レコード店や本屋、コンビニへ行くだけでもソフトケースに入れて持ち歩いたものです。
動物園のデートにも持って行きました。
3カ月くらい続いたある日、ふと思ったのです。
「こんなんでプロになれるはずがない」と。

それからは必要もなく持ち歩く事はなくなり、中身の入っていない大量のギターケースはクローゼットの肥やしとなる始末。
やがて引っ越しの際にほとんど捨ててしまいました。
いま思うと「いつでも弾ける準備」というのは「チャンスを逃すな」ということだったのかもしれません。
音楽業界の人間や、同じ夢を持つ人間と出会ったとき、自分のプレイをいつでも聴かせられるように、と。
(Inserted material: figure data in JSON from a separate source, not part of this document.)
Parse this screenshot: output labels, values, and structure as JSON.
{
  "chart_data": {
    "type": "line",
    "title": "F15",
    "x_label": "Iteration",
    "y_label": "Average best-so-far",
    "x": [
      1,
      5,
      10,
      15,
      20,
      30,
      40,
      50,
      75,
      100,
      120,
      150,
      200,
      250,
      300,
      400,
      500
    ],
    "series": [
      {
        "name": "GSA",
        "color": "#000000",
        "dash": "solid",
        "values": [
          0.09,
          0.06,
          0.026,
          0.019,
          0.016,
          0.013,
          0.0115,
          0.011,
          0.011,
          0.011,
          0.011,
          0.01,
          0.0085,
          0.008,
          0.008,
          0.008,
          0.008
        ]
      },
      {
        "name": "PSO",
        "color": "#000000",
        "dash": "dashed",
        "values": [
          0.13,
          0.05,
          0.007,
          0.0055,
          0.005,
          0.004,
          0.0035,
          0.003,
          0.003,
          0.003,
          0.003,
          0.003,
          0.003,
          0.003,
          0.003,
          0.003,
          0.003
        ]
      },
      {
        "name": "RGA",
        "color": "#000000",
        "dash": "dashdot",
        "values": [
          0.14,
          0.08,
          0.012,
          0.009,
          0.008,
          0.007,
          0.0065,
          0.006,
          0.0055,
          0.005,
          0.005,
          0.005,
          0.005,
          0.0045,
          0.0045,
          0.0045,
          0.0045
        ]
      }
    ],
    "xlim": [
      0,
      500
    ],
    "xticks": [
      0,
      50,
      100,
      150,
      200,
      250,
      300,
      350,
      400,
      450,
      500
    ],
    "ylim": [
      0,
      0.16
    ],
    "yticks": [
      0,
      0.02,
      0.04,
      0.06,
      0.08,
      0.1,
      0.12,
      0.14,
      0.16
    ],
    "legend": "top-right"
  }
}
たまに街でギターケースを背負った若い子を見かけると、まずギターケースに目が釘付けになります。
「あ、これは持ちやすそうだな」
「お、これはカッコいいな」
そして、あのアドバイスをしてくれた人の顔と、あの頃の自分を思い出すのです。


■ 当時の私なら食費を削ってでも手に入れたであろう、イシバシ楽器とEDWINのコラボ・デニム・エレキギターケースはコチラ(笑)。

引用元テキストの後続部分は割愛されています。